Some retailers in Phoenix had huge lines snaking around their stores early Friday, with video taken by a KTVK-TV helicopter showing throngs crowded around the entrance to a north Phoenix Fry's Electronics store as the doors swung wide before dawn. That same rush was repeated at major retailers like Target and Wal-Mart across Arizona, which both opened Thursday night.
Both KTVK and the Arizona Republic reported that shoppers seemed less hurried during Friday's shopping than in some cases in earlier years.
Among the big draws were computers, video games and flat-screen TVs were among the more popular items, but less expensive goods also drew shoppers.

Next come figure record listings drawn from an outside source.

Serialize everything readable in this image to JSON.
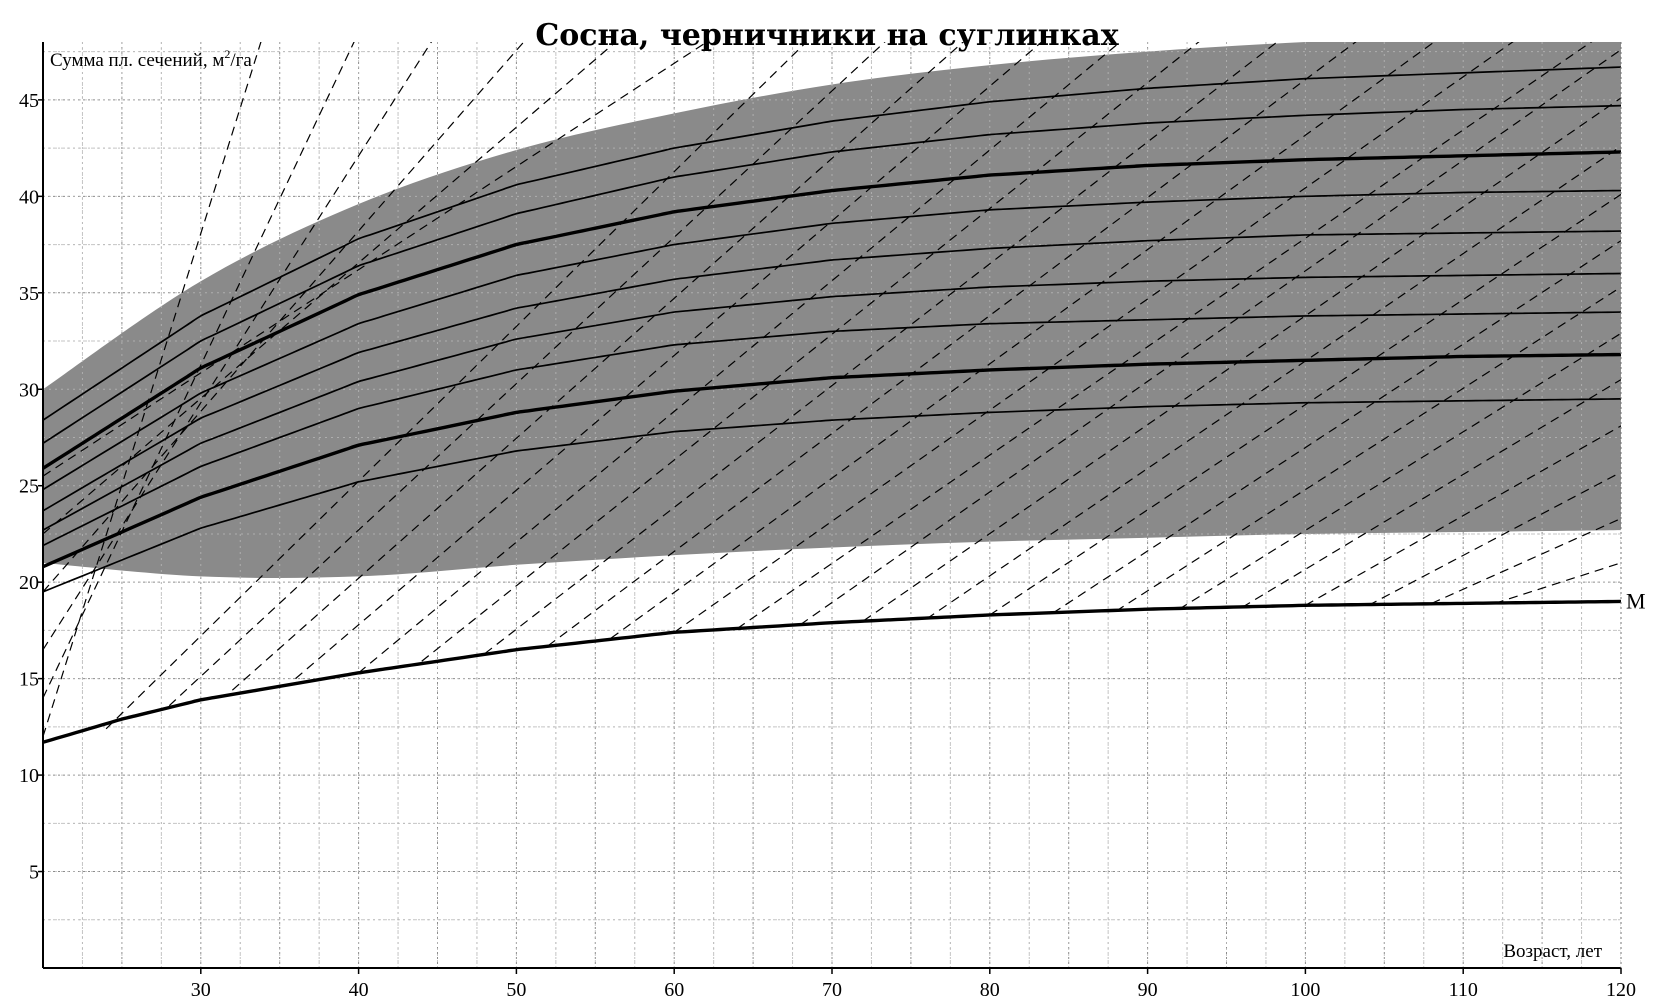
{
  "chart_data": {
    "type": "line",
    "title": "Сосна, черничники на суглинках",
    "ylabel_text": "Сумма пл. сечений, м",
    "ylabel_sup": "2",
    "ylabel_tail": "/га",
    "xlabel": "Возраст, лет",
    "xlim": [
      20,
      120
    ],
    "ylim": [
      0,
      48
    ],
    "x_ticks": [
      30,
      40,
      50,
      60,
      70,
      80,
      90,
      100,
      110,
      120
    ],
    "y_ticks": [
      5,
      10,
      15,
      20,
      25,
      30,
      35,
      40,
      45
    ],
    "grid": true,
    "colors": {
      "band_fill": "#8a8a8a",
      "line": "#000000",
      "grid": "#9a9a9a",
      "background": "#ffffff"
    },
    "band": {
      "name": "",
      "upper": {
        "x": [
          20,
          30,
          40,
          50,
          60,
          70,
          80,
          90,
          100,
          110,
          120
        ],
        "y": [
          30.0,
          35.6,
          39.6,
          42.4,
          44.3,
          45.8,
          46.8,
          47.5,
          48.0,
          48.3,
          48.6
        ]
      },
      "lower": {
        "x": [
          20,
          30,
          40,
          50,
          60,
          70,
          80,
          90,
          100,
          110,
          120
        ],
        "y": [
          21.0,
          20.3,
          20.3,
          20.9,
          21.4,
          21.8,
          22.1,
          22.3,
          22.5,
          22.6,
          22.7
        ]
      }
    },
    "series": [
      {
        "x": [
          20,
          30,
          40,
          50,
          60,
          70,
          80,
          90,
          100,
          110,
          120
        ],
        "y": [
          28.4,
          33.8,
          37.8,
          40.6,
          42.5,
          43.9,
          44.9,
          45.6,
          46.1,
          46.4,
          46.7
        ]
      },
      {
        "x": [
          20,
          30,
          40,
          50,
          60,
          70,
          80,
          90,
          100,
          110,
          120
        ],
        "y": [
          27.2,
          32.5,
          36.4,
          39.1,
          41.0,
          42.3,
          43.2,
          43.8,
          44.2,
          44.5,
          44.7
        ]
      },
      {
        "x": [
          20,
          30,
          40,
          50,
          60,
          70,
          80,
          90,
          100,
          110,
          120
        ],
        "y": [
          25.9,
          31.1,
          34.9,
          37.5,
          39.2,
          40.3,
          41.1,
          41.6,
          41.9,
          42.1,
          42.3
        ],
        "bold": true
      },
      {
        "x": [
          20,
          30,
          40,
          50,
          60,
          70,
          80,
          90,
          100,
          110,
          120
        ],
        "y": [
          24.8,
          29.8,
          33.4,
          35.9,
          37.5,
          38.6,
          39.3,
          39.7,
          40.0,
          40.2,
          40.3
        ]
      },
      {
        "x": [
          20,
          30,
          40,
          50,
          60,
          70,
          80,
          90,
          100,
          110,
          120
        ],
        "y": [
          23.7,
          28.5,
          31.9,
          34.2,
          35.7,
          36.7,
          37.3,
          37.7,
          38.0,
          38.1,
          38.2
        ]
      },
      {
        "x": [
          20,
          30,
          40,
          50,
          60,
          70,
          80,
          90,
          100,
          110,
          120
        ],
        "y": [
          22.7,
          27.2,
          30.4,
          32.6,
          34.0,
          34.8,
          35.3,
          35.6,
          35.8,
          35.9,
          36.0
        ]
      },
      {
        "x": [
          20,
          30,
          40,
          50,
          60,
          70,
          80,
          90,
          100,
          110,
          120
        ],
        "y": [
          21.9,
          26.0,
          29.0,
          31.0,
          32.3,
          33.0,
          33.4,
          33.6,
          33.8,
          33.9,
          34.0
        ]
      },
      {
        "x": [
          20,
          30,
          40,
          50,
          60,
          70,
          80,
          90,
          100,
          110,
          120
        ],
        "y": [
          20.8,
          24.4,
          27.1,
          28.8,
          29.9,
          30.6,
          31.0,
          31.3,
          31.5,
          31.7,
          31.8
        ],
        "bold": true
      },
      {
        "x": [
          20,
          30,
          40,
          50,
          60,
          70,
          80,
          90,
          100,
          110,
          120
        ],
        "y": [
          19.5,
          22.8,
          25.2,
          26.8,
          27.8,
          28.4,
          28.8,
          29.1,
          29.3,
          29.4,
          29.5
        ]
      },
      {
        "name": "M",
        "x": [
          20,
          25,
          30,
          40,
          50,
          60,
          70,
          80,
          90,
          100,
          110,
          120
        ],
        "y": [
          11.7,
          12.9,
          13.9,
          15.3,
          16.5,
          17.4,
          17.9,
          18.3,
          18.6,
          18.8,
          18.9,
          19.0
        ],
        "bold": true
      }
    ],
    "dashed_lines": [
      {
        "x": [
          20,
          34
        ],
        "y": [
          12.0,
          48.5
        ]
      },
      {
        "x": [
          20,
          40
        ],
        "y": [
          14.0,
          48.5
        ]
      },
      {
        "x": [
          20,
          45
        ],
        "y": [
          16.5,
          48.5
        ]
      },
      {
        "x": [
          20,
          51
        ],
        "y": [
          19.5,
          48.5
        ]
      },
      {
        "x": [
          20,
          57
        ],
        "y": [
          22.5,
          48.5
        ]
      },
      {
        "x": [
          20,
          63
        ],
        "y": [
          25.5,
          48.5
        ]
      },
      {
        "x": [
          24,
          69
        ],
        "y": [
          12.4,
          48.5
        ]
      },
      {
        "x": [
          28,
          74
        ],
        "y": [
          13.6,
          48.5
        ]
      },
      {
        "x": [
          32,
          79
        ],
        "y": [
          14.4,
          48.5
        ]
      },
      {
        "x": [
          36,
          84
        ],
        "y": [
          15.0,
          48.5
        ]
      },
      {
        "x": [
          40,
          89
        ],
        "y": [
          15.3,
          48.5
        ]
      },
      {
        "x": [
          44,
          94
        ],
        "y": [
          15.9,
          48.5
        ]
      },
      {
        "x": [
          48,
          99
        ],
        "y": [
          16.3,
          48.5
        ]
      },
      {
        "x": [
          52,
          104
        ],
        "y": [
          16.7,
          48.5
        ]
      },
      {
        "x": [
          56,
          109
        ],
        "y": [
          17.1,
          48.5
        ]
      },
      {
        "x": [
          60,
          114
        ],
        "y": [
          17.4,
          48.5
        ]
      },
      {
        "x": [
          64,
          119
        ],
        "y": [
          17.6,
          48.5
        ]
      },
      {
        "x": [
          68,
          120
        ],
        "y": [
          17.8,
          47.6
        ]
      },
      {
        "x": [
          72,
          120
        ],
        "y": [
          18.0,
          45.1
        ]
      },
      {
        "x": [
          76,
          120
        ],
        "y": [
          18.1,
          42.6
        ]
      },
      {
        "x": [
          80,
          120
        ],
        "y": [
          18.3,
          40.1
        ]
      },
      {
        "x": [
          84,
          120
        ],
        "y": [
          18.4,
          37.7
        ]
      },
      {
        "x": [
          88,
          120
        ],
        "y": [
          18.5,
          35.3
        ]
      },
      {
        "x": [
          92,
          120
        ],
        "y": [
          18.6,
          32.9
        ]
      },
      {
        "x": [
          96,
          120
        ],
        "y": [
          18.7,
          30.5
        ]
      },
      {
        "x": [
          100,
          120
        ],
        "y": [
          18.8,
          28.1
        ]
      },
      {
        "x": [
          104,
          120
        ],
        "y": [
          18.8,
          25.7
        ]
      },
      {
        "x": [
          108,
          120
        ],
        "y": [
          18.9,
          23.3
        ]
      },
      {
        "x": [
          112,
          120
        ],
        "y": [
          18.9,
          21.0
        ]
      }
    ]
  }
}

The early openings on Thursday drew Nancy Miner and Susan Bondy of Scottsdale to a Toys R Us in north Phoenix Thursday night. The great grandmothers and close friends told the Republic they had long shopping lists — between the two they have 21 grandchildren, four great grandchildren and two adopted special-needs teens — but they planned to be done by daylight Friday.
They said they appreciated not having to wake up at 4 a.m. to go bargain hunting.
Chris Ras, a Target manager in Tempe, said his company intentionally made sure there were plenty of deals left for shoppers who either didn't want to go to shop late Thursday or get up early on Friday.
But those looking for big-item doorbuster sales still had to wait it out.
Velbeth Reyes, a 33-year-old from Mesa resident, camped out at a Phoenix-area Best Buy for three days.
When the store's doors opened at midnight, Reyes was one of just 15 customers able to buy a 55-inch television for $799.
"I didn't want to take a risk," Reyes told the Republic. "Our TV broke down in the summer. But we've been waiting because we knew we would find a deal on Black Friday."